Fed-Listing: Federated Label Distribution Inference in Graph Neural Networks
This work addresses a privacy threat for users in federated graph learning settings, where label distribution inference was previously underexplored, but it is incremental as it extends gradient-based attacks to graph-specific contexts.
The paper tackles the problem of label distribution inference in Federated Graph Neural Networks (FedGNNs), where shared gradients can leak sensitive information, and introduces Fed-Listing, a gradient-based attack that infers private label statistics from final-layer gradients without raw data access. The result shows that Fed-Listing significantly outperforms existing baselines on four benchmark datasets and three GNN architectures, even under non-i.i.d. scenarios, and remains effective against defense mechanisms unless model utility is severely degraded.
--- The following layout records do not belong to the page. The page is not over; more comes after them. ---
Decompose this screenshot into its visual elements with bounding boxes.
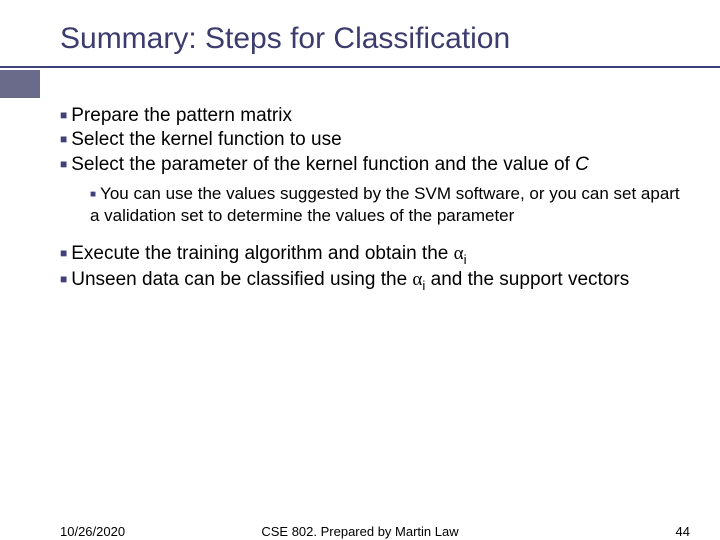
spacer bbox=[60, 232, 690, 242]
bullet-item: ■ Execute the training algorithm and obta… bbox=[60, 242, 690, 268]
bullet-icon: ■ bbox=[60, 246, 67, 260]
bullet-text: Prepare the pattern matrix bbox=[71, 105, 292, 126]
bullet-text: Select the kernel function to use bbox=[71, 129, 341, 150]
slide-content: ■ Prepare the pattern matrix ■ Select the … bbox=[60, 104, 690, 294]
slide-title: Summary: Steps for Classification bbox=[60, 22, 700, 56]
italic-c: C bbox=[575, 154, 589, 175]
bullet-icon: ■ bbox=[60, 132, 67, 146]
sub-bullet-text: You can use the values suggested by the … bbox=[90, 184, 680, 225]
bullet-icon: ■ bbox=[60, 157, 67, 171]
footer-center: CSE 802. Prepared by Martin Law bbox=[0, 524, 720, 539]
title-accent-box bbox=[0, 70, 40, 98]
bullet-icon: ■ bbox=[90, 189, 96, 200]
alpha-symbol: α bbox=[454, 243, 464, 264]
bullet-text: Unseen data can be classified using the bbox=[71, 269, 412, 290]
bullet-text: Execute the training algorithm and obtai… bbox=[71, 243, 453, 264]
bullet-icon: ■ bbox=[60, 108, 67, 122]
alpha-symbol: α bbox=[412, 269, 422, 290]
bullet-item: ■ Select the parameter of the kernel func… bbox=[60, 153, 690, 177]
bullet-item: ■ Unseen data can be classified using the… bbox=[60, 268, 690, 294]
bullet-text-tail: and the support vectors bbox=[425, 269, 629, 290]
footer-page-number: 44 bbox=[676, 524, 690, 539]
bullet-icon: ■ bbox=[60, 272, 67, 286]
sub-bullet-item: ■You can use the values suggested by the… bbox=[90, 183, 690, 227]
bullet-item: ■ Select the kernel function to use bbox=[60, 128, 690, 152]
title-wrap: Summary: Steps for Classification bbox=[60, 22, 700, 56]
bullet-text: Select the parameter of the kernel funct… bbox=[71, 154, 575, 175]
title-underline bbox=[0, 66, 720, 68]
subscript-i: i bbox=[464, 252, 467, 267]
bullet-item: ■ Prepare the pattern matrix bbox=[60, 104, 690, 128]
slide: Summary: Steps for Classification ■ Prepa… bbox=[0, 0, 720, 540]
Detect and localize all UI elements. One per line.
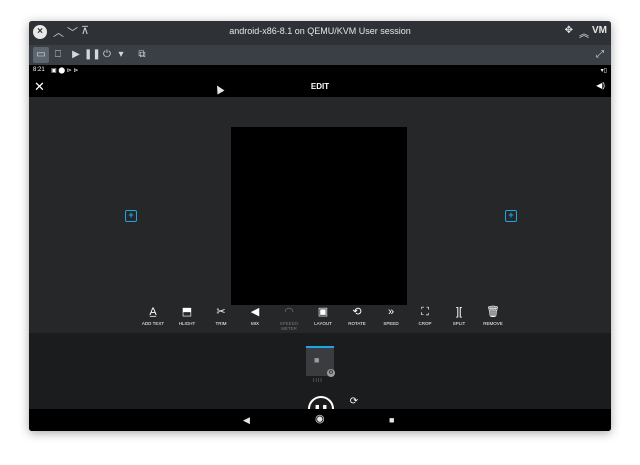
console-button[interactable]: ▭ [33,47,49,63]
android-screen[interactable]: 8:21 ▣ ⬤ ⊳ ⊳ ▾▯ ✕ EDIT ◀) + + A̲ ADD TEXT… [29,65,611,431]
rotate-tool[interactable]: ⟲ ROTATE [340,305,374,326]
tool-label: SPEEDO METER [279,321,299,331]
crop-tool[interactable]: ⛶ CROP [408,305,442,326]
mix-tool[interactable]: ◀ MIX [238,305,272,326]
add-text-tool[interactable]: A̲ ADD TEXT [136,305,170,326]
settings-icon[interactable]: ⚙ [327,369,335,377]
drag-handle-icon[interactable]: ∷∷ [313,378,325,384]
fullscreen-button[interactable]: ⤢ [593,47,607,63]
crop-icon: ⛶ [421,306,429,318]
speed-icon: » [387,306,395,318]
app-bar: ✕ EDIT ◀) [29,77,611,97]
power-button[interactable]: ⏻ [100,47,114,63]
layout-tool[interactable]: ▣ LAYOUT [306,305,340,326]
details-button[interactable]: ⎕ [51,47,65,63]
edit-tools-bar: A̲ ADD TEXT ⬒ HLIGHT ✂ TRIM ◀ MIX ◠ SPEEDO METER ▣… [29,305,611,333]
remove-tool[interactable]: 🗑 REMOVE [476,305,510,326]
titlebar: × ︿ ﹀ ⊼ android-x86-8.1 on QEMU/KVM User… [29,21,611,45]
speedometer-icon: ◠ [284,306,294,318]
tool-label: SPLIT [452,321,466,326]
highlight-icon: ⬒ [181,306,193,318]
status-bar: 8:21 ▣ ⬤ ⊳ ⊳ ▾▯ [29,65,611,77]
tool-label: REMOVE [483,321,503,326]
add-text-icon: A̲ [149,306,157,318]
recent-apps-button[interactable]: ■ [389,416,394,425]
highlight-tool[interactable]: ⬒ HLIGHT [170,305,204,326]
trim-tool[interactable]: ✂ TRIM [204,305,238,326]
page-title: EDIT [310,82,330,91]
status-time: 8:21 [33,67,45,73]
rotate-icon: ⟲ [352,306,362,318]
tool-label: ADD TEXT [141,321,165,326]
notification-icons: ▣ ⬤ ⊳ ⊳ [51,68,79,74]
tool-label: LAYOUT [314,321,332,326]
pin-icon[interactable]: ✥ [565,25,573,36]
tool-label: MIX [250,321,259,326]
loop-icon: ⟳ [349,396,359,407]
remove-icon: 🗑 [486,306,500,318]
video-clip-thumbnail[interactable]: ■ ⚙ [306,346,335,377]
vm-window: × ︿ ﹀ ⊼ android-x86-8.1 on QEMU/KVM User… [29,21,611,431]
tool-label: ROTATE [348,321,366,326]
mix-icon: ◀ [250,306,260,318]
video-camera-icon: ■ [314,355,320,365]
back-button[interactable]: ◀ [243,416,250,425]
run-button[interactable]: ▶ [69,47,83,63]
double-chevron-up-icon[interactable]: ︽ [579,25,589,40]
tool-label: SPEED [383,321,399,326]
tool-label: CROP [418,321,432,326]
speed-tool[interactable]: » SPEED [374,305,408,326]
split-tool[interactable]: ][ SPLIT [442,305,476,326]
split-icon: ][ [455,306,463,318]
android-nav-bar: ◀ ◉ ■ [29,409,611,431]
layout-icon: ▣ [317,306,329,318]
battery-icon: ▾▯ [600,68,607,74]
logo-icon: VM [592,25,607,36]
tool-label: HLIGHT [178,321,196,326]
vm-toolbar: ▭ ⎕ ▶ ❚❚ ⏻ ▾ ⧉ ⤢ [29,45,611,65]
home-button[interactable]: ◉ [315,414,325,425]
pause-button[interactable]: ❚❚ [84,47,101,63]
add-media-left-button[interactable]: + [125,210,137,222]
volume-icon[interactable]: ◀) [596,81,605,90]
video-preview[interactable] [231,127,407,305]
add-media-right-button[interactable]: + [505,210,517,222]
snapshot-button[interactable]: ⧉ [135,47,149,63]
power-menu-button[interactable]: ▾ [116,47,126,63]
speedometer-tool[interactable]: ◠ SPEEDO METER [272,305,306,331]
window-title: android-x86-8.1 on QEMU/KVM User session [229,26,411,36]
tool-label: TRIM [215,321,227,326]
trim-icon: ✂ [216,306,226,318]
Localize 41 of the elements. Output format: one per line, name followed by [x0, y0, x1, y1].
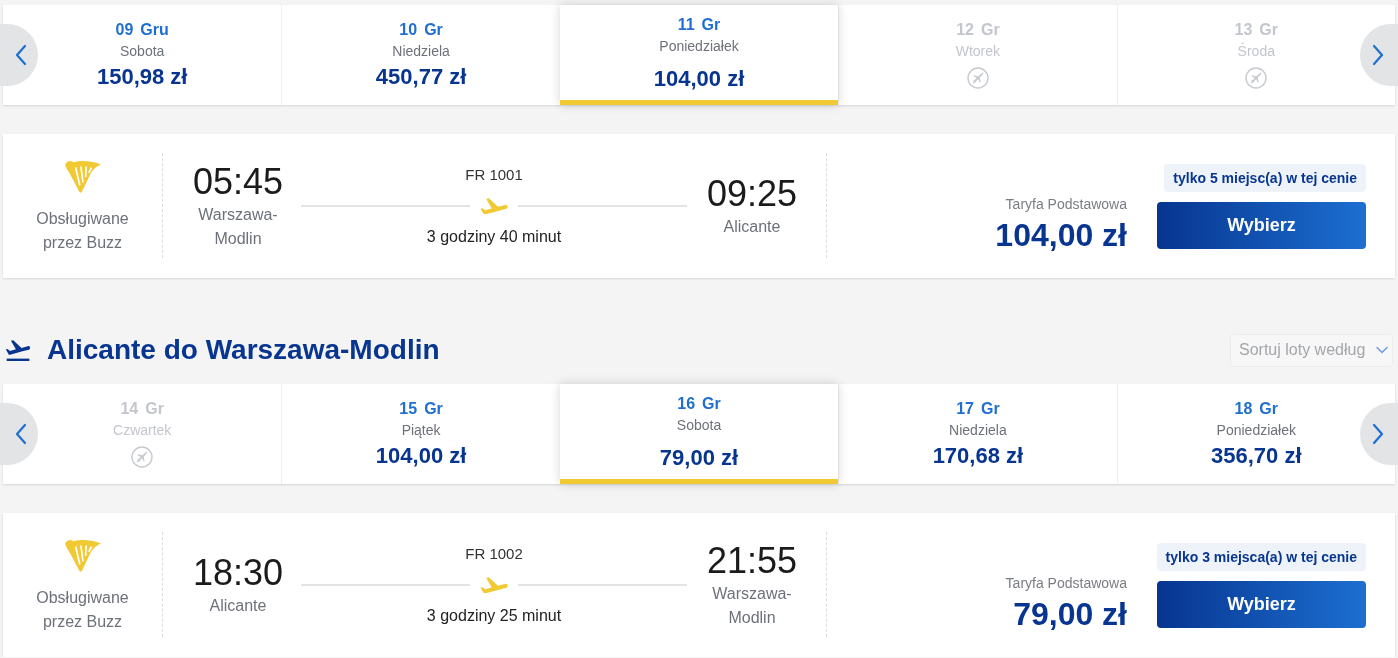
plane-icon: [480, 198, 508, 214]
flight-number: FR 1002: [465, 544, 523, 564]
fare-name: Taryfa Podstawowa: [1005, 574, 1127, 592]
operator-label: Obsługiwane przez Buzz: [35, 587, 130, 632]
date-tab[interactable]: 16 Gr Sobota 79,00 zł: [559, 384, 839, 484]
fare-name: Taryfa Podstawowa: [1005, 195, 1127, 213]
date-tab[interactable]: 17 Gr Niedziela 170,68 zł: [838, 384, 1117, 484]
departure-time: 05:45: [192, 161, 284, 203]
select-button[interactable]: Wybierz: [1157, 580, 1366, 628]
operator-label: Obsługiwane przez Buzz: [35, 208, 130, 253]
flight-duration: 3 godziny 25 minut: [426, 606, 562, 626]
no-flights-icon: [131, 446, 154, 468]
plane-icon: [480, 577, 508, 593]
chevron-right-icon: [1370, 423, 1385, 445]
chevron-left-icon: [13, 44, 28, 66]
chevron-left-icon: [13, 423, 28, 445]
date-tab[interactable]: 09 Gru Sobota 150,98 zł: [3, 5, 282, 105]
plane-takeoff-icon: [5, 339, 31, 361]
chevron-right-icon: [1370, 44, 1385, 66]
arrival-time: 09:25: [706, 173, 798, 215]
flight-number: FR 1001: [465, 165, 523, 185]
route-heading: Alicante do Warszawa-Modlin: [47, 333, 440, 367]
arrival-airport: Warszawa-Modlin: [711, 584, 793, 628]
departure-time: 18:30: [192, 552, 284, 594]
chevron-down-icon: [1376, 346, 1388, 354]
fare-price: 104,00 zł: [995, 216, 1127, 254]
no-flights-icon: [1245, 67, 1268, 89]
flight-duration: 3 godziny 40 minut: [426, 227, 562, 247]
date-tab[interactable]: 15 Gr Piątek 104,00 zł: [281, 384, 560, 484]
arrival-airport: Alicante: [723, 217, 781, 237]
no-flights-icon: [966, 67, 989, 89]
seats-left-badge: tylko 5 miejsc(a) w tej cenie: [1164, 163, 1366, 192]
departure-airport: Warszawa-Modlin: [197, 205, 279, 249]
date-tab[interactable]: 10 Gr Niedziela 450,77 zł: [281, 5, 560, 105]
select-button[interactable]: Wybierz: [1157, 201, 1366, 249]
date-tab[interactable]: 18 Gr Poniedziałek 356,70 zł: [1116, 384, 1395, 484]
fare-price: 79,00 zł: [1013, 595, 1127, 633]
date-tab[interactable]: 11 Gr Poniedziałek 104,00 zł: [559, 5, 839, 105]
arrival-time: 21:55: [706, 540, 798, 582]
seats-left-badge: tylko 3 miejsca(a) w tej cenie: [1156, 542, 1366, 571]
departure-airport: Alicante: [209, 596, 267, 616]
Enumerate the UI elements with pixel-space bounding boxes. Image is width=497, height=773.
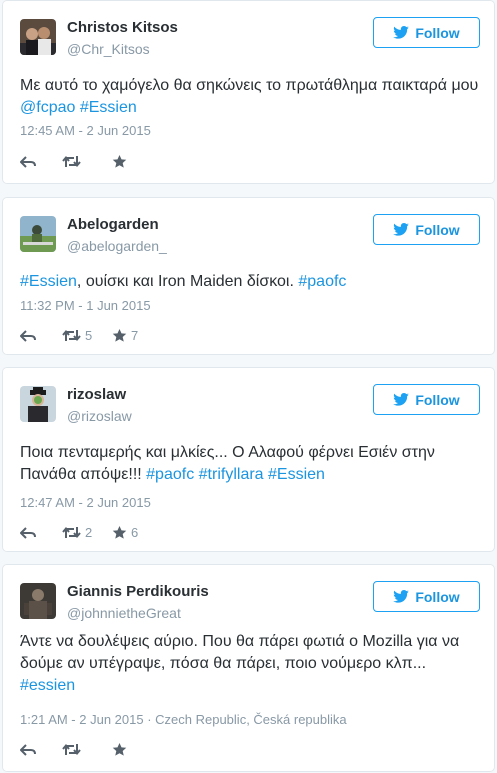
follow-button[interactable]: Follow (373, 214, 480, 245)
tweet-text: Άντε να δουλέψεις αύριο. Που θα πάρει φω… (20, 631, 480, 697)
mention-link[interactable]: @fcpao (20, 99, 75, 116)
favorite-button[interactable] (112, 742, 127, 757)
user-handle[interactable]: @abelogarden_ (67, 238, 167, 254)
avatar[interactable] (20, 216, 56, 252)
star-icon (112, 328, 127, 342)
favorite-button[interactable]: 7 (112, 328, 138, 343)
retweet-icon (62, 526, 81, 539)
retweet-count: 5 (85, 328, 93, 343)
follow-label: Follow (415, 588, 460, 605)
tweet-body: Με αυτό το χαμόγελο θα σηκώνεις το πρωτά… (20, 77, 479, 94)
retweet-icon (62, 743, 81, 756)
avatar[interactable] (20, 386, 56, 422)
tweet-actions (20, 742, 127, 757)
bird-icon (393, 223, 410, 236)
bird-icon (393, 26, 410, 39)
reply-icon (20, 526, 36, 539)
follow-button[interactable]: Follow (373, 581, 480, 612)
star-icon (112, 742, 127, 756)
reply-button[interactable] (20, 743, 62, 756)
retweet-button[interactable]: 2 (62, 525, 112, 540)
favorite-count: 7 (131, 328, 139, 343)
favorite-count: 6 (131, 525, 139, 540)
tweet-timestamp[interactable]: 11:32 PM - 1 Jun 2015 (20, 298, 151, 313)
bird-icon (393, 590, 410, 603)
follow-button[interactable]: Follow (373, 384, 480, 415)
hashtag-link[interactable]: #essien (20, 677, 75, 694)
retweet-button[interactable] (62, 155, 112, 168)
hashtag-link[interactable]: #Essien (80, 99, 137, 116)
favorite-button[interactable] (112, 154, 127, 169)
tweet-actions: 5 7 (20, 328, 138, 343)
star-icon (112, 154, 127, 168)
favorite-button[interactable]: 6 (112, 525, 138, 540)
display-name[interactable]: Abelogarden (67, 216, 159, 233)
tweet-text: #Essien, ουίσκι και Iron Maiden δίσκοι. … (20, 271, 480, 293)
display-name[interactable]: Christos Kitsos (67, 19, 178, 36)
reply-icon (20, 155, 36, 168)
follow-label: Follow (415, 221, 460, 238)
tweet-timestamp[interactable]: 12:45 AM - 2 Jun 2015 (20, 123, 151, 138)
tweet-body: , ουίσκι και Iron Maiden δίσκοι. (76, 273, 299, 290)
hashtag-link[interactable]: #paofc (146, 466, 194, 483)
tweet-body: Άντε να δουλέψεις αύριο. Που θα πάρει φω… (20, 633, 460, 672)
tweet-card: Giannis Perdikouris @johnnietheGreat Fol… (2, 564, 495, 772)
user-handle[interactable]: @Chr_Kitsos (67, 41, 150, 57)
hashtag-link[interactable]: #trifyllara (199, 466, 264, 483)
tweet-actions (20, 154, 127, 169)
tweet-card: Christos Kitsos @Chr_Kitsos Follow Με αυ… (2, 0, 495, 184)
bird-icon (393, 393, 410, 406)
reply-icon (20, 329, 36, 342)
hashtag-link[interactable]: #paofc (298, 273, 346, 290)
follow-label: Follow (415, 24, 460, 41)
display-name[interactable]: rizoslaw (67, 386, 126, 403)
retweet-icon (62, 329, 81, 342)
display-name[interactable]: Giannis Perdikouris (67, 583, 209, 600)
reply-icon (20, 743, 36, 756)
user-handle[interactable]: @rizoslaw (67, 408, 132, 424)
tweet-card: rizoslaw @rizoslaw Follow Ποια πενταμερή… (2, 367, 495, 552)
avatar[interactable] (20, 583, 56, 619)
tweet-location[interactable]: · Czech Republic, Česká republika (144, 712, 346, 727)
user-handle[interactable]: @johnnietheGreat (67, 605, 181, 621)
tweet-actions: 2 6 (20, 525, 138, 540)
star-icon (112, 525, 127, 539)
reply-button[interactable] (20, 329, 62, 342)
retweet-button[interactable] (62, 743, 112, 756)
retweet-count: 2 (85, 525, 93, 540)
tweet-meta: 1:21 AM - 2 Jun 2015 · Czech Republic, Č… (20, 712, 347, 727)
tweet-timestamp[interactable]: 1:21 AM - 2 Jun 2015 (20, 712, 144, 727)
tweet-card: Abelogarden @abelogarden_ Follow #Essien… (2, 197, 495, 355)
retweet-icon (62, 155, 81, 168)
tweet-timestamp[interactable]: 12:47 AM - 2 Jun 2015 (20, 495, 151, 510)
tweet-text: Ποια πενταμερής και μλκίες... Ο Αλαφού φ… (20, 442, 480, 486)
follow-label: Follow (415, 391, 460, 408)
hashtag-link[interactable]: #Essien (268, 466, 325, 483)
reply-button[interactable] (20, 155, 62, 168)
retweet-button[interactable]: 5 (62, 328, 112, 343)
follow-button[interactable]: Follow (373, 17, 480, 48)
hashtag-link[interactable]: #Essien (20, 273, 77, 290)
reply-button[interactable] (20, 526, 62, 539)
tweet-text: Με αυτό το χαμόγελο θα σηκώνεις το πρωτά… (20, 75, 480, 119)
avatar[interactable] (20, 19, 56, 55)
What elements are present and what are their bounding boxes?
Graph Neural Networks (GNNs) have been intensively studied for their expressive representation and learning performance on graph-structured data, enabling effective modeling of complex relational dependencies among nodes and edges in various domains. However, the standalone GNNs can unleash threat surfaces and privacy implications, as some sensitive graph-structured data is collected and processed in a centralized setting. To solve this issue, Federated Graph Neural Networks (FedGNNs) are proposed to facilitate collaborative learning over decentralized local graph data, aiming to preserve user privacy. Yet, emerging research indicates that even in these settings, shared model updates, particularly gradients, can unintentionally leak sensitive information of local users. Numerous privacy inference attacks have been explored in traditional federated learning and extended to graph settings, but the problem of label distribution inference in FedGNNs remains largely underexplored. In this work, we introduce Fed-Listing (Federated Label Distribution Inference in GNNs), a novel gradient-based attack designed to infer the private label statistics of target clients in FedGNNs without access to raw data or node features. Fed-Listing only leverages the final-layer gradients exchanged during training to uncover statistical patterns that reveal class proportions in a stealthy manner. An auxiliary shadow dataset is used to generate diverse label partitioning strategies, simulating various client distributions, on which the attack model is obtained. Extensive experiments on four benchmark datasets and three GNN architectures show that Fed-Listing significantly outperforms existing baselines, including random guessing and Decaf, even under challenging non-i.i.d. scenarios. Moreover, applying defense mechanisms can barely reduce our attack performance, unless the model's utility is severely degraded.